I would like to thank AACP and Wal-Mart for the scholarship program that enabled me to be able to attend the meeting.This is a great opportunity for students and their mentors to get involved and a great opportunity for students to see how rewarding a career in academia can be.


As a pharmacy student, the million- dollar question thus far had always been: "Clinical or community pharmacy, which path should I choose?" I had toyed with the idea of pursuing academia in the past, but I knew very little about the area. Following a few meetings with my mentors Catherine Jarvis, PharmD, and Connie Valdez, PharmD, at the University of Colorado at Denver and Health Sciences Center School of Pharmacy, and getting a glimpse of what they do and what a career in academia entails, the realization that I could have a future in pharmacy academia began coming into fruition. My mentors encouraged me to attend the AACP Annual Meeting to help foster my budding interests in academia, and I was very fortunate to be one of the 36 recipients of the Wal-Mart/AACP Conference Scholarship.

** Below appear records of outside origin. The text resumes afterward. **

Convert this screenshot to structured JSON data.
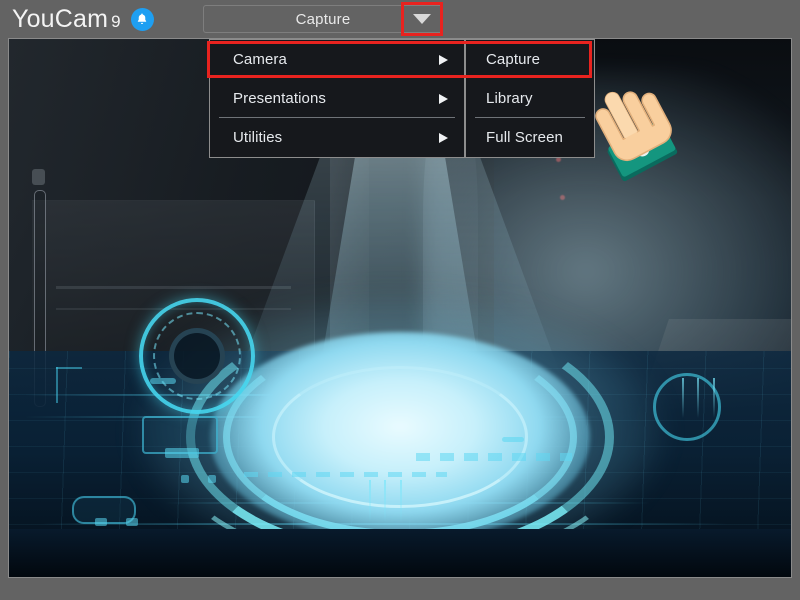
{
  "app": {
    "brand_name": "YouCam",
    "brand_version": "9",
    "notification_icon": "bell-icon"
  },
  "toolbar": {
    "mode_button_label": "Capture",
    "dropdown_icon": "chevron-down-icon",
    "dropdown_highlighted": true,
    "highlight_color": "#e8231f"
  },
  "menu": {
    "main_items": [
      {
        "label": "Camera",
        "has_submenu": true,
        "submenu_icon": "chevron-right-icon",
        "highlighted": true,
        "separator_below": false
      },
      {
        "label": "Presentations",
        "has_submenu": true,
        "submenu_icon": "chevron-right-icon",
        "highlighted": false,
        "separator_below": true
      },
      {
        "label": "Utilities",
        "has_submenu": true,
        "submenu_icon": "chevron-right-icon",
        "highlighted": false,
        "separator_below": false
      }
    ],
    "submenu_items": [
      {
        "label": "Capture",
        "highlighted": true,
        "separator_below": false
      },
      {
        "label": "Library",
        "highlighted": false,
        "separator_below": true
      },
      {
        "label": "Full Screen",
        "highlighted": false,
        "separator_below": false
      }
    ],
    "background_color": "#16181c",
    "border_color": "#8d8d8d",
    "text_color": "#e6e9ed"
  },
  "cursor": {
    "type": "pointing-hand-cursor",
    "skin_color": "#f6c89a",
    "sleeve_color": "#0f8a7a"
  },
  "preview": {
    "description": "sci-fi tech hangar background with glowing cyan platform",
    "frame_color": "#8a8a8a"
  }
}
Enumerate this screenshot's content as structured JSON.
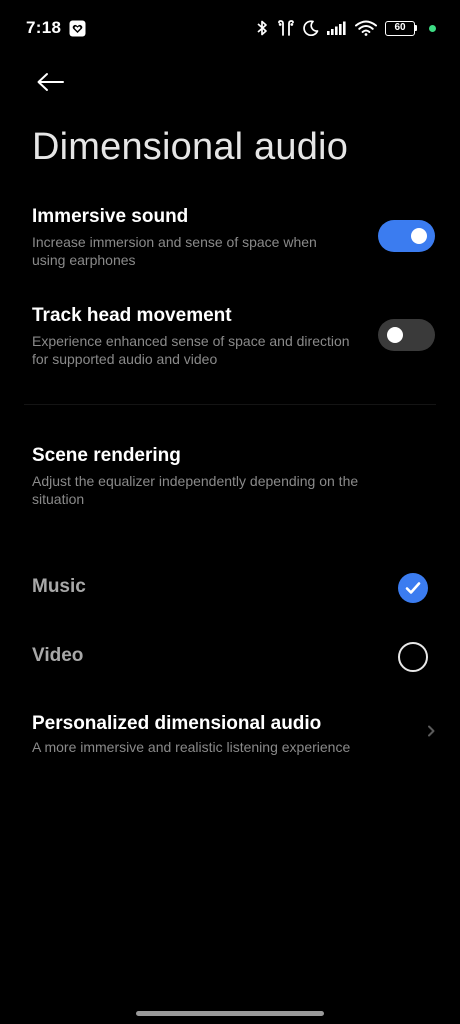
{
  "status_bar": {
    "time": "7:18",
    "battery": "60"
  },
  "page": {
    "title": "Dimensional audio"
  },
  "immersive_sound": {
    "title": "Immersive sound",
    "description": "Increase immersion and sense of space when using earphones",
    "enabled": true
  },
  "track_head": {
    "title": "Track head movement",
    "description": "Experience enhanced sense of space and direction for supported audio and video",
    "enabled": false
  },
  "scene_rendering": {
    "title": "Scene rendering",
    "description": "Adjust the equalizer independently depending on the situation",
    "options": [
      {
        "label": "Music",
        "selected": true
      },
      {
        "label": "Video",
        "selected": false
      }
    ]
  },
  "personalized": {
    "title": "Personalized dimensional audio",
    "description": "A more immersive and realistic listening experience"
  },
  "colors": {
    "accent": "#3b7cf0",
    "background": "#000000",
    "secondary_text": "#8a8a8a"
  }
}
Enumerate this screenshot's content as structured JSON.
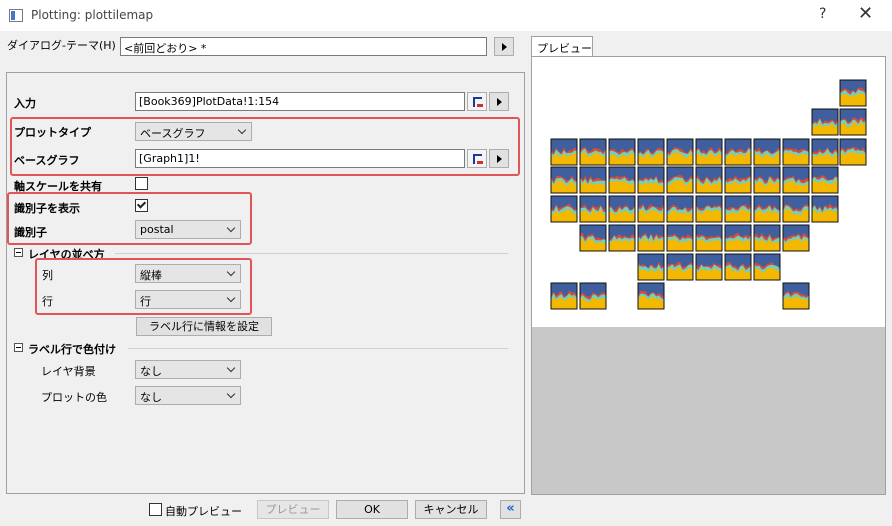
{
  "window": {
    "title": "Plotting: plottilemap",
    "help": "?",
    "close": "✕"
  },
  "dialog_theme": {
    "label": "ダイアログ-テーマ(H)",
    "value": "<前回どおり> *"
  },
  "input": {
    "label": "入力",
    "value": "[Book369]PlotData!1:154"
  },
  "plot_type": {
    "label": "プロットタイプ",
    "value": "ベースグラフ"
  },
  "base_graph": {
    "label": "ベースグラフ",
    "value": "[Graph1]1!"
  },
  "share_scale": {
    "label": "軸スケールを共有",
    "checked": false
  },
  "show_identifier": {
    "label": "識別子を表示",
    "checked": true
  },
  "identifier": {
    "label": "識別子",
    "value": "postal"
  },
  "layer_arrange": {
    "heading": "レイヤの並べ方",
    "column_label": "列",
    "column_value": "縦棒",
    "row_label": "行",
    "row_value": "行",
    "set_info_button": "ラベル行に情報を設定"
  },
  "label_color": {
    "heading": "ラベル行で色付け",
    "layer_bg_label": "レイヤ背景",
    "layer_bg_value": "なし",
    "plot_color_label": "プロットの色",
    "plot_color_value": "なし"
  },
  "footer": {
    "auto_preview": "自動プレビュー",
    "preview_button": "プレビュー",
    "ok_button": "OK",
    "cancel_button": "キャンセル",
    "collapse": "«"
  },
  "preview": {
    "tab": "プレビュー"
  },
  "colors": {
    "highlight": "#e05555",
    "tile_blue": "#3f5f9e",
    "tile_orange": "#f5b800",
    "tile_teal": "#6fd0c0",
    "tile_red": "#d84a3a"
  }
}
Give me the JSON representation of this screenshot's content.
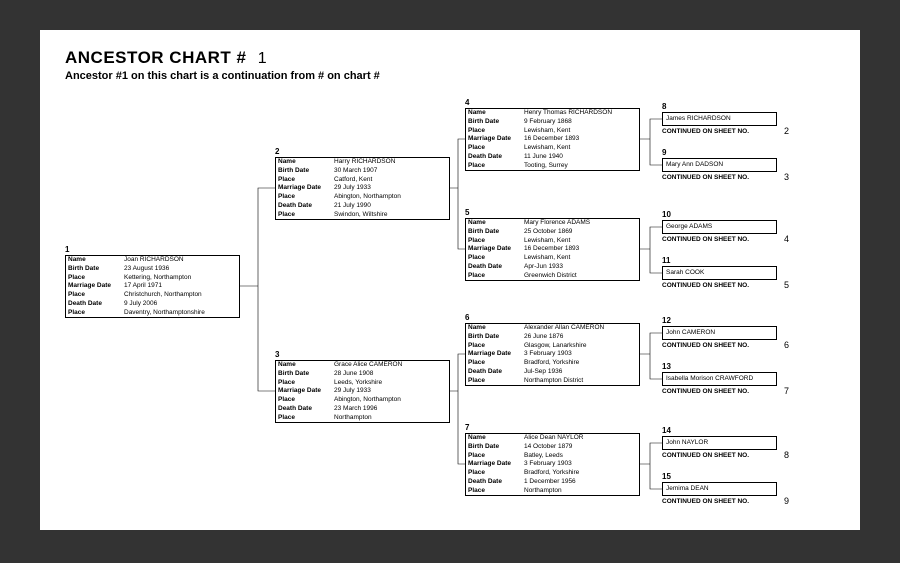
{
  "header": {
    "titlePrefix": "ANCESTOR CHART #",
    "chartNum": "1",
    "subtitle": "Ancestor #1 on this chart is a continuation from #    on chart #"
  },
  "labels": {
    "name": "Name",
    "birthDate": "Birth Date",
    "place": "Place",
    "marriageDate": "Marriage Date",
    "deathDate": "Death Date",
    "continued": "CONTINUED ON SHEET NO."
  },
  "p1": {
    "num": "1",
    "name": "Joan RICHARDSON",
    "bd": "23 August 1936",
    "bp": "Kettering, Northampton",
    "md": "17 April 1971",
    "mp": "Christchurch, Northampton",
    "dd": "9 July 2006",
    "dp": "Daventry, Northamptonshire"
  },
  "p2": {
    "num": "2",
    "name": "Harry RICHARDSON",
    "bd": "30 March 1907",
    "bp": "Catford, Kent",
    "md": "29 July 1933",
    "mp": "Abington, Northampton",
    "dd": "21 July 1990",
    "dp": "Swindon, Wiltshire"
  },
  "p3": {
    "num": "3",
    "name": "Grace Alice CAMERON",
    "bd": "28 June 1908",
    "bp": "Leeds, Yorkshire",
    "md": "29 July 1933",
    "mp": "Abington, Northampton",
    "dd": "23 March 1996",
    "dp": "Northampton"
  },
  "p4": {
    "num": "4",
    "name": "Henry Thomas RICHARDSON",
    "bd": "9 February 1868",
    "bp": "Lewisham, Kent",
    "md": "16 December 1893",
    "mp": "Lewisham, Kent",
    "dd": "11 June 1940",
    "dp": "Tooting, Surrey"
  },
  "p5": {
    "num": "5",
    "name": "Mary Florence ADAMS",
    "bd": "25 October 1869",
    "bp": "Lewisham, Kent",
    "md": "16 December 1893",
    "mp": "Lewisham, Kent",
    "dd": "Apr-Jun 1933",
    "dp": "Greenwich District"
  },
  "p6": {
    "num": "6",
    "name": "Alexander Allan CAMERON",
    "bd": "26 June 1876",
    "bp": "Glasgow, Lanarkshire",
    "md": "3 February 1903",
    "mp": "Bradford, Yorkshire",
    "dd": "Jul-Sep 1936",
    "dp": "Northampton District"
  },
  "p7": {
    "num": "7",
    "name": "Alice Dean NAYLOR",
    "bd": "14 October 1879",
    "bp": "Batley, Leeds",
    "md": "3 February 1903",
    "mp": "Bradford, Yorkshire",
    "dd": "1 December 1956",
    "dp": "Northampton"
  },
  "g8": {
    "num": "8",
    "name": "James RICHARDSON",
    "sheet": "2"
  },
  "g9": {
    "num": "9",
    "name": "Mary Ann DADSON",
    "sheet": "3"
  },
  "g10": {
    "num": "10",
    "name": "George ADAMS",
    "sheet": "4"
  },
  "g11": {
    "num": "11",
    "name": "Sarah COOK",
    "sheet": "5"
  },
  "g12": {
    "num": "12",
    "name": "John CAMERON",
    "sheet": "6"
  },
  "g13": {
    "num": "13",
    "name": "Isabella Morison CRAWFORD",
    "sheet": "7"
  },
  "g14": {
    "num": "14",
    "name": "John NAYLOR",
    "sheet": "8"
  },
  "g15": {
    "num": "15",
    "name": "Jemima DEAN",
    "sheet": "9"
  }
}
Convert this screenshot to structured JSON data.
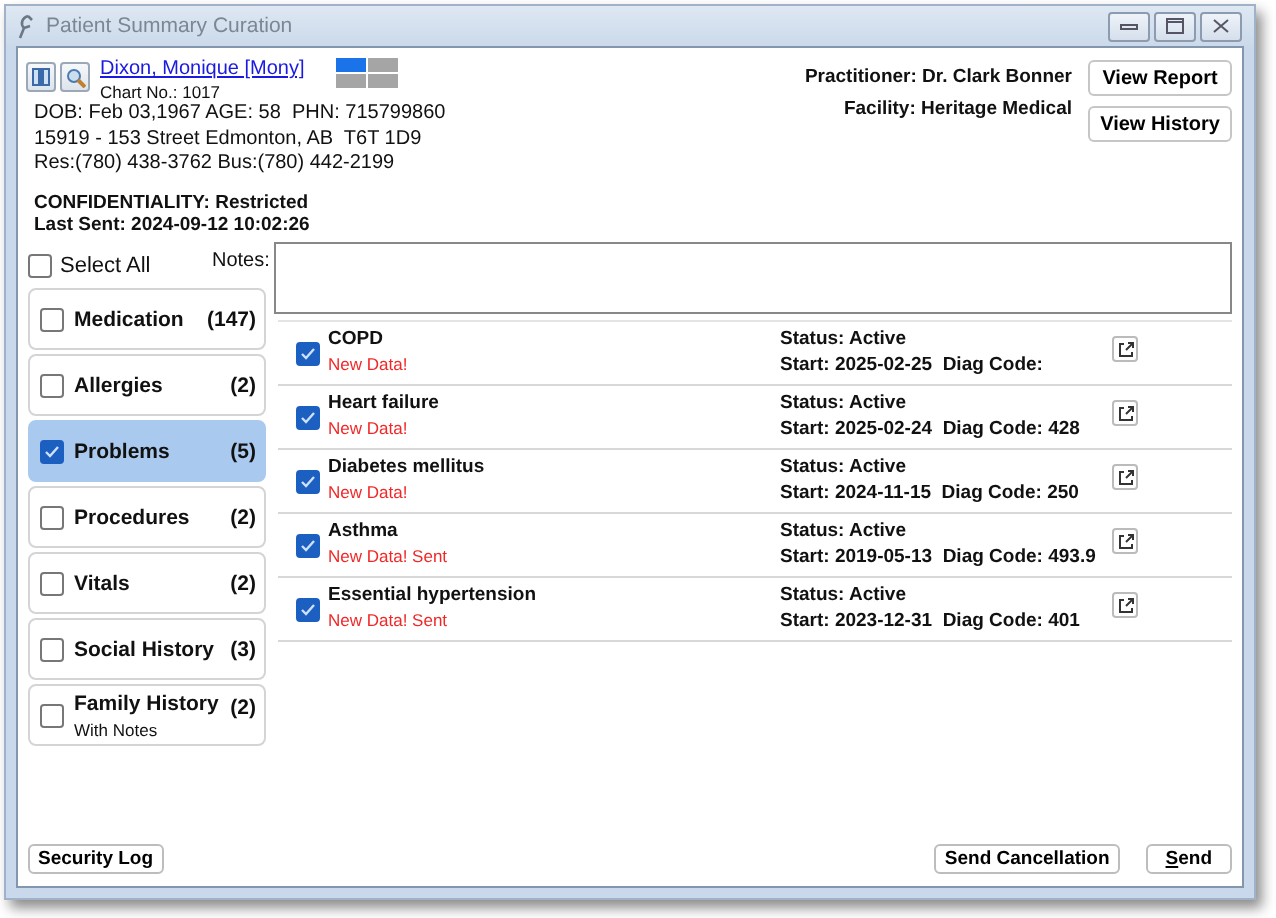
{
  "window": {
    "title": "Patient Summary Curation"
  },
  "patient": {
    "name": "Dixon, Monique [Mony]",
    "chart_no": "Chart No.: 1017",
    "details": [
      "DOB: Feb 03,1967 AGE: 58  PHN: 715799860",
      "15919 - 153 Street Edmonton, AB  T6T 1D9",
      "Res:(780) 438-3762 Bus:(780) 442-2199"
    ],
    "confidentiality": "CONFIDENTIALITY: Restricted",
    "last_sent": "Last Sent: 2024-09-12 10:02:26"
  },
  "practitioner": "Practitioner: Dr. Clark Bonner",
  "facility": "Facility: Heritage Medical",
  "header_buttons": [
    "View Report",
    "View History"
  ],
  "select_all": {
    "label": "Select All",
    "checked": false
  },
  "notes": {
    "label": "Notes:"
  },
  "categories": [
    {
      "label": "Medication",
      "count": "(147)",
      "checked": false,
      "selected": false
    },
    {
      "label": "Allergies",
      "count": "(2)",
      "checked": false,
      "selected": false
    },
    {
      "label": "Problems",
      "count": "(5)",
      "checked": true,
      "selected": true
    },
    {
      "label": "Procedures",
      "count": "(2)",
      "checked": false,
      "selected": false
    },
    {
      "label": "Vitals",
      "count": "(2)",
      "checked": false,
      "selected": false
    },
    {
      "label": "Social History",
      "count": "(3)",
      "checked": false,
      "selected": false
    },
    {
      "label": "Family History",
      "count": "(2)",
      "note": "With Notes",
      "checked": false,
      "selected": false
    }
  ],
  "problems": [
    {
      "name": "COPD",
      "flag": "New Data!",
      "checked": true,
      "status": "Status: Active",
      "start": "Start: 2025-02-25  Diag Code:"
    },
    {
      "name": "Heart failure",
      "flag": "New Data!",
      "checked": true,
      "status": "Status: Active",
      "start": "Start: 2025-02-24  Diag Code: 428"
    },
    {
      "name": "Diabetes mellitus",
      "flag": "New Data!",
      "checked": true,
      "status": "Status: Active",
      "start": "Start: 2024-11-15  Diag Code: 250"
    },
    {
      "name": "Asthma",
      "flag": "New Data! Sent",
      "checked": true,
      "status": "Status: Active",
      "start": "Start: 2019-05-13  Diag Code: 493.9"
    },
    {
      "name": "Essential hypertension",
      "flag": "New Data! Sent",
      "checked": true,
      "status": "Status: Active",
      "start": "Start: 2023-12-31  Diag Code: 401"
    }
  ],
  "footer_buttons": [
    {
      "label": "Security Log",
      "kind": "plain"
    },
    {
      "label": "Send Cancellation",
      "kind": "plain"
    },
    {
      "label": "Send",
      "kind": "default"
    }
  ]
}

The theme for the AACP Annual Meeting was "Sailing Toward Our Future Success," and for me personally, this title was very fitting. I discovered things that would have taken me a lifetime to learn on my own about topics ranging from teaching techniques, leadership, professionalism, the importance of networking and mentors, and balancing personal life and career. At the conference, I also appreciated getting to know the other University of Colorado faculty members on a more personal level outside the realm of the classroom. It was a privilege to discuss what motivates and inspires them and why they decided to pursue academia. I discovered that we all share a passion in teaching and giving back to a profession we are very passionate about and proud of. Meeting and relating to these amazing leaders in the field showed me that I too could pursue similar achievements. I found Wal-Mart's vision of supporting future faculty and pharmacy academia as a way to ensure the future of pharmacy to be innovative and brilliant. This experience has truly cultivated and strengthened my aspirations of a career in pharmacy academia.